Alors que les pro-russes gagnent du terrain dans l'Est ukrainien, Kiev appelle la communauté internationale à l'aide. Le géographe Michel Foucher a analysé la situation sur FRANCE 24, en soulignant les intérêts de Moscou dans la région.
Michel Foucher est également diplomate et essayiste. Il est professeur à l'École normale supérieure de Paris-Ulm (depuis 2007) et directeur de la formation à l'Institut des hautes études de défense nationale (depuis 2010). Agrégé de géographie, il a été conseiller du ministre des Affaires étrangères (1997-2002), directeur du Centre d'analyse et de prévision (1999-2002) et ambassadeur de France en Lettonie (2002-2006).
France 24 : Est-ce que dans l’est de l’Ukraine la Russie répète le même scénario qu’en Crimée ?
Michel Foucher : Oui et Non. Sans doute dans l’intention, mais la situation et complètement différente parce que la majorité de la population de Crimée se sentait russe, et ne s’est jamais sentie ukrainienne. Alors que là, on a ce que l’on appelle le bassin du Don, le Donbass, comparable à la Lorraine ou à la Ruhr. Il y a la bas une très forte identité régionale, ces gens se sentent pour la grande majorité d’entre eux ukrainiens, même s’ils parlent le russe. On y trouve beaucoup de familles mixtes également. Des populations qui descendent d’anciens prisonniers du goulag envoyés là-bas en 1945 pour reconstruire précisément cette région industrielle dévastée. Le problème du pouvoir à Moscou, c’est de faire changer ces populations qui veulent rester dans une Ukraine où leur identité seraient mieux prise en compte et respectée, ce qui n’est pas le cas actuellement.
France 24 : Quels est l’objectif de la Russie ?
Michel Foucher : On n'en est pas encore au stade d’une annexion comme en Crimée. Pour l’instant, il y a un calendrier avec plusieurs réunions internationales de prévues. Ce qui se passe sur le terrain vise à peser sur la prochaine réunion à Genève [le 17 avril]. Ensuite viendra le 9 mai, une date tout à fait critique : la célébration de la fin de la Seconde Guerre mondiale. Qui remet dans les esprits, l’actualité du combat contre le fascisme. C'est-à-dire les gens de Kiev, qui sont présentés comme ça. Tout cela est encore très vif. Encore une fois, il ya des enjeux territoriaux beaucoup plus importants pour le pouvoir russe et notamment le contrôle de villes qui font partie du complexe militaro- industriel de la Russie. À Dniepopetrov, il y a notamment des usines où on fabrique les SS18, les missiles intercontinentaux. À Kharkiv, on fabrique le systèmes de guidage, et à Saporijia, ce sont des éléments d’avions de combats. Il y a donc des objectifs qui sont extrêmement important à terme pour Moscou, qui voudra les contrôler, que ce soit par une annexion violente ou par un système tellement fédéralisé que Kiev ne contrôlerait plus rien. Le but actuel du pouvoir russe est de faire la démonstration que le pouvoir de Kiev ne contrôle plus les oblasts de l’Est et de la côte de la mer Noire, l’autre objectif stratégique du pouvoir russe.

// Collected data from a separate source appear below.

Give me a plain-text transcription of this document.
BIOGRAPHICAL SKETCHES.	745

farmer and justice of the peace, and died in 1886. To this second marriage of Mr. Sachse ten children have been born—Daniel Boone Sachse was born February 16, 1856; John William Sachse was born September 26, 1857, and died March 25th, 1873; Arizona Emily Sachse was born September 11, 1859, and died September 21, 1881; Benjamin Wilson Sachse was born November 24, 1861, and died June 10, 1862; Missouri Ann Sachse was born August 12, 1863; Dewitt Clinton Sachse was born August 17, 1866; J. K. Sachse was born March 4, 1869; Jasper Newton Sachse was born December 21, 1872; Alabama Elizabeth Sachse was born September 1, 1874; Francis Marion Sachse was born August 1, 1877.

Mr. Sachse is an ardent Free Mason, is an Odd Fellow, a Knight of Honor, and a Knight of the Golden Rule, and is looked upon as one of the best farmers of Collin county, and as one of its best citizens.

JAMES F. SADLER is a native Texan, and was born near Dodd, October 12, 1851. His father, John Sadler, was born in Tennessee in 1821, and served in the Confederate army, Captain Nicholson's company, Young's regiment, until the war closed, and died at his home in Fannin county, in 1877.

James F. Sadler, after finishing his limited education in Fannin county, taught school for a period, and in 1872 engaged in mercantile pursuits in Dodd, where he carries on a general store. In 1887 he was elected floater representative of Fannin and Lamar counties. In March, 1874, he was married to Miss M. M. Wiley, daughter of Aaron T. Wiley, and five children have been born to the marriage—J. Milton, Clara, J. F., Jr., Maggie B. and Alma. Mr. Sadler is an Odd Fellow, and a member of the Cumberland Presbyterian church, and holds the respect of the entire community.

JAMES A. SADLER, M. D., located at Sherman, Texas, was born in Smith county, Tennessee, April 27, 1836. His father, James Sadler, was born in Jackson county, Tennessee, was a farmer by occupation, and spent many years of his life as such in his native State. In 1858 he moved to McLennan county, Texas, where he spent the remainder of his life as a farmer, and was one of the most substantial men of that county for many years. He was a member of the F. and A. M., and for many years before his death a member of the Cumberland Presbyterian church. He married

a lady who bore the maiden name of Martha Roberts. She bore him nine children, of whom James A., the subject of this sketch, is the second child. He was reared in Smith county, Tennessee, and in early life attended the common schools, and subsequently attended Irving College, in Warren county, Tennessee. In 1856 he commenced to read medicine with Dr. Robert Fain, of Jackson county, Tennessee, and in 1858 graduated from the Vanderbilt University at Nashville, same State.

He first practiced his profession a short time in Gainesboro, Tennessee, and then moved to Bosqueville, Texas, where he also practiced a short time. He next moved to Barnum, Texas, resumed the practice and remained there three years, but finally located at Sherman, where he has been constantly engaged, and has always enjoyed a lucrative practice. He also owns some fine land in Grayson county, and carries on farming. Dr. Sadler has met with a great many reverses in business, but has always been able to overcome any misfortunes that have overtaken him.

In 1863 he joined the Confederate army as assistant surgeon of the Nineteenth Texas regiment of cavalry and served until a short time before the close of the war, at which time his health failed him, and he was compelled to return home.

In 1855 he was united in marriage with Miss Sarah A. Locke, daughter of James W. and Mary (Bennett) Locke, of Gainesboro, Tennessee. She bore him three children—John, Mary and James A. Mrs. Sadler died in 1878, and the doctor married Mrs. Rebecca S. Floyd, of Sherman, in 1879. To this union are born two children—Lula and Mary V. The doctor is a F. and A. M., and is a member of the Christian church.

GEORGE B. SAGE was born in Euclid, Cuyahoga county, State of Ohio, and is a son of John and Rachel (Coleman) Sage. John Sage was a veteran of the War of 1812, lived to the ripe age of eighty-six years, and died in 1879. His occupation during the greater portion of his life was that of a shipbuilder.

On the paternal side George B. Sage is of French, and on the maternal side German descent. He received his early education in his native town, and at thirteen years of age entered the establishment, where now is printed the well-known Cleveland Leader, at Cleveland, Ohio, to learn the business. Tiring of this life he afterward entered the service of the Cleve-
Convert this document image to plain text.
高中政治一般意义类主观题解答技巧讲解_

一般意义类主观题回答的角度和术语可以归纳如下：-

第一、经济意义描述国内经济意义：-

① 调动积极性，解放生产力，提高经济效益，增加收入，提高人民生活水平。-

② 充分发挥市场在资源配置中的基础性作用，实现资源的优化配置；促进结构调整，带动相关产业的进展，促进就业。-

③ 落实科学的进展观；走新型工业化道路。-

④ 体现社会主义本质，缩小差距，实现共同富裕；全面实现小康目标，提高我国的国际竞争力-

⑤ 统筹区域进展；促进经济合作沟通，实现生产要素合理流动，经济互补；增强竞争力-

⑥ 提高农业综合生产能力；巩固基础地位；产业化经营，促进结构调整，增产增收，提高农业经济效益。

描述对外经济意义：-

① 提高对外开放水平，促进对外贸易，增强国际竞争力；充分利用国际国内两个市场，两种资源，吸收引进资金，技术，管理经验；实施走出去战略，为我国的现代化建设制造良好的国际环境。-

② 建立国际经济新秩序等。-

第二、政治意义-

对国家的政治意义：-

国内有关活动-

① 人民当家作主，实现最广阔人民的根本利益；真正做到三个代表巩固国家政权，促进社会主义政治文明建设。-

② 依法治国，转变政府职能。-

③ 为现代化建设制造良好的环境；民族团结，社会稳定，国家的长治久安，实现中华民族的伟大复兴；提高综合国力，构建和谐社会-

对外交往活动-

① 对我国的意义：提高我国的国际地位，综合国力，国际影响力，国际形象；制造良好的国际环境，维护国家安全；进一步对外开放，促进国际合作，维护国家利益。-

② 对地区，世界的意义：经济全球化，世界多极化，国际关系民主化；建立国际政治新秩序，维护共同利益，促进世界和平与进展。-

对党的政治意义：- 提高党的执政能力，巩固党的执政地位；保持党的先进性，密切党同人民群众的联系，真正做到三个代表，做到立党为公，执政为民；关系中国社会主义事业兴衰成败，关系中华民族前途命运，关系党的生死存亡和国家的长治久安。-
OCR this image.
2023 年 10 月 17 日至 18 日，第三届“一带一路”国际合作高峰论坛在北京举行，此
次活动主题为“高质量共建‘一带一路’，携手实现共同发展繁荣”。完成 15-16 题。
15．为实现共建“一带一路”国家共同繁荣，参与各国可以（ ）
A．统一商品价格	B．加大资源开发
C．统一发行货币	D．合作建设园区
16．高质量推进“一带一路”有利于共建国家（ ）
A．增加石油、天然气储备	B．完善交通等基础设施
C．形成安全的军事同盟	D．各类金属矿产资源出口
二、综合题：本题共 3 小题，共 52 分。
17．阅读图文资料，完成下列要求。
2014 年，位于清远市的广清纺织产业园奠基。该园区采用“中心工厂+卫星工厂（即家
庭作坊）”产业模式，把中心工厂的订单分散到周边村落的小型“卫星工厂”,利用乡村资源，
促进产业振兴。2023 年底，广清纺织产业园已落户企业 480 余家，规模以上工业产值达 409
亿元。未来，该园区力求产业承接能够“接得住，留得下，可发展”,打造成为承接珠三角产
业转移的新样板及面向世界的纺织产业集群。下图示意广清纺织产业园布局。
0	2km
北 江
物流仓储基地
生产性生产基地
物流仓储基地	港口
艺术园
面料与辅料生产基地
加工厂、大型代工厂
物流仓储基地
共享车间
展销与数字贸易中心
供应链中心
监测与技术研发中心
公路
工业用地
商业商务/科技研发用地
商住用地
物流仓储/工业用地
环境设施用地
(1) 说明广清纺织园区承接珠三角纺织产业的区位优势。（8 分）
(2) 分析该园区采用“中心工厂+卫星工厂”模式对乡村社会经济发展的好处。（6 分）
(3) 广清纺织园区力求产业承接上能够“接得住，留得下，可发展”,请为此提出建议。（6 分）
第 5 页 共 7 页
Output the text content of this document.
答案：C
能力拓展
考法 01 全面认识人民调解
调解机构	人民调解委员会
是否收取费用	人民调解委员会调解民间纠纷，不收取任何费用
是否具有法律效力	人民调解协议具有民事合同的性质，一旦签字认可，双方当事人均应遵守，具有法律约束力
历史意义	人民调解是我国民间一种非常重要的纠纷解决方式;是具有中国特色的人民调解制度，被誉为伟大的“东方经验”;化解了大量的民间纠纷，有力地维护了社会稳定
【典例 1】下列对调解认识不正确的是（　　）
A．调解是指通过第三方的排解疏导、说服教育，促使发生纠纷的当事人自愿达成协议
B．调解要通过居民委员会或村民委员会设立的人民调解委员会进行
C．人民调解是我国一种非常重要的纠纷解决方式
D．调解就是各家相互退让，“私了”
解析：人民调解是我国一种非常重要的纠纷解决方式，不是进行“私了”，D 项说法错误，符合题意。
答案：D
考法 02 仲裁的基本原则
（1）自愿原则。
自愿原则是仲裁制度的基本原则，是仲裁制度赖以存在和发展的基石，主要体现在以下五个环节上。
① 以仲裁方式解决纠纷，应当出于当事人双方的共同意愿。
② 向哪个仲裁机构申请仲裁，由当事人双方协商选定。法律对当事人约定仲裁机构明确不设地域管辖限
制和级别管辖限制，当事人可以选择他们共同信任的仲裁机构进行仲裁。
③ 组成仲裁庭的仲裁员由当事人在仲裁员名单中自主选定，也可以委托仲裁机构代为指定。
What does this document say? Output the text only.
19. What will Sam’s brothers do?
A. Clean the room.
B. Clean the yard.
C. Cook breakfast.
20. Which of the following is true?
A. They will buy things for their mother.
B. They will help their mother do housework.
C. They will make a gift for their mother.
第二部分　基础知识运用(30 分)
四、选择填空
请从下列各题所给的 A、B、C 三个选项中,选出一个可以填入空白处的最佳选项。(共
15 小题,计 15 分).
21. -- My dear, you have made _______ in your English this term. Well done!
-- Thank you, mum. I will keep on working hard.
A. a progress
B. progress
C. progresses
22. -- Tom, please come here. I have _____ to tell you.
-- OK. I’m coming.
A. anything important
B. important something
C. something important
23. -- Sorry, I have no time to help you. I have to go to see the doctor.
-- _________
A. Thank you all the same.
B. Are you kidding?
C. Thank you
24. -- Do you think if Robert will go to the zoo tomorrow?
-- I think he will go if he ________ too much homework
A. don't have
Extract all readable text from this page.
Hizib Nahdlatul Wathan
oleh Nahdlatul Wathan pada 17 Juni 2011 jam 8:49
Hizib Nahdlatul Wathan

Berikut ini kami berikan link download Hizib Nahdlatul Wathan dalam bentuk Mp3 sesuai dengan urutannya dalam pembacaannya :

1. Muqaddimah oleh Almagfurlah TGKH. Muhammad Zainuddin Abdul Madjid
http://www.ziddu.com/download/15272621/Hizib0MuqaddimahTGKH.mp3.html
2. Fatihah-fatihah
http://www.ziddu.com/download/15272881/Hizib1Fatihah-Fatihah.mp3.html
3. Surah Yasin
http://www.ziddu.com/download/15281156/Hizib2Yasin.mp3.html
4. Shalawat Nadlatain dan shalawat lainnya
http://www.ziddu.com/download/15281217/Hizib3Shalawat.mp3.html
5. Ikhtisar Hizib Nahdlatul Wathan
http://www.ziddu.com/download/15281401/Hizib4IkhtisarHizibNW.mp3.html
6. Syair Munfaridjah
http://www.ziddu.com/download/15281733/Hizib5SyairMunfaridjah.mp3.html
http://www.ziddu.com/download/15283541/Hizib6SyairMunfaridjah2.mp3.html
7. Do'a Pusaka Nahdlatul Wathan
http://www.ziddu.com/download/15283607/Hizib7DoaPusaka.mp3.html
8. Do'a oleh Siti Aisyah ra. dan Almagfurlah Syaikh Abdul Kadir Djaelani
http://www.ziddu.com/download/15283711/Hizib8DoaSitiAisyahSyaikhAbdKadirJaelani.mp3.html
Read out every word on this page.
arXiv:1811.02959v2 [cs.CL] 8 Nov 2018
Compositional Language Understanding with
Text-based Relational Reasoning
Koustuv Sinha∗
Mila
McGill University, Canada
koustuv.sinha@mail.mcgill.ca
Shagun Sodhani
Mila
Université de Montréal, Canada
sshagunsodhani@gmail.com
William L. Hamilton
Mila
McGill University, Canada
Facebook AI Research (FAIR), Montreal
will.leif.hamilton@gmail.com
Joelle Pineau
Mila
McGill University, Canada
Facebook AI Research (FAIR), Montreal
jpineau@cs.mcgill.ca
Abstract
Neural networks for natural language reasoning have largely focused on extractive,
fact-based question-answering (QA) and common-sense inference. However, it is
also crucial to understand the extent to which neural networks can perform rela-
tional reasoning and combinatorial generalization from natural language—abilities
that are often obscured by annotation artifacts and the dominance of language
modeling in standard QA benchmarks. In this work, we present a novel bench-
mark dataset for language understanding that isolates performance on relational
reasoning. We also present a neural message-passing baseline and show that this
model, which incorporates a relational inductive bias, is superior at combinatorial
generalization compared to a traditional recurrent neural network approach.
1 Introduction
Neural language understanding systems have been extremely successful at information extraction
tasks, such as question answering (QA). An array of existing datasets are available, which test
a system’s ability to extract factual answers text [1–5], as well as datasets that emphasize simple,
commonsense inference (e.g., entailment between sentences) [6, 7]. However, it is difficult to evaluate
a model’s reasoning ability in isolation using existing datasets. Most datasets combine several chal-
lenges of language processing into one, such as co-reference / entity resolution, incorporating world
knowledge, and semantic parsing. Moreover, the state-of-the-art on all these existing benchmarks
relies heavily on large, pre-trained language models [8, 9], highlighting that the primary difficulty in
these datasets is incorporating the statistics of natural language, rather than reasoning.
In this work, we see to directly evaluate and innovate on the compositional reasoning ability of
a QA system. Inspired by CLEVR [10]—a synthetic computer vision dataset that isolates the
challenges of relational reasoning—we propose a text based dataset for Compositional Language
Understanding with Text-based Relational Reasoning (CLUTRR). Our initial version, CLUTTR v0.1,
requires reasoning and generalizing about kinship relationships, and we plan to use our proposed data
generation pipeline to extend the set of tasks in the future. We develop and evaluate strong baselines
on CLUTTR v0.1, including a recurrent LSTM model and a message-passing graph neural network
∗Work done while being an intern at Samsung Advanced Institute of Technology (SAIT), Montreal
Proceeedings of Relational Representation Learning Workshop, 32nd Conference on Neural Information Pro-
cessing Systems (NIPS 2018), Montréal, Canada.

France 24 : Quels risques court la région ?
Michel Foucher : S’il y avait une intervention militaire, ce serait clairement une violation du droit international. Autant il y avait un sentiment russophile en Crimée, autant dans l'Est, il y a un là un sentiment régional en premier lieu. Il faudra donc qu’il y ait de la violence de la part de la Russie pour modifier le comportement de la population et c’est ce qui est le plus grave. Les familles mixtes sont déjà divisées, la société souffre déjà de déchirure, et il y un véritable risque de guerre civile.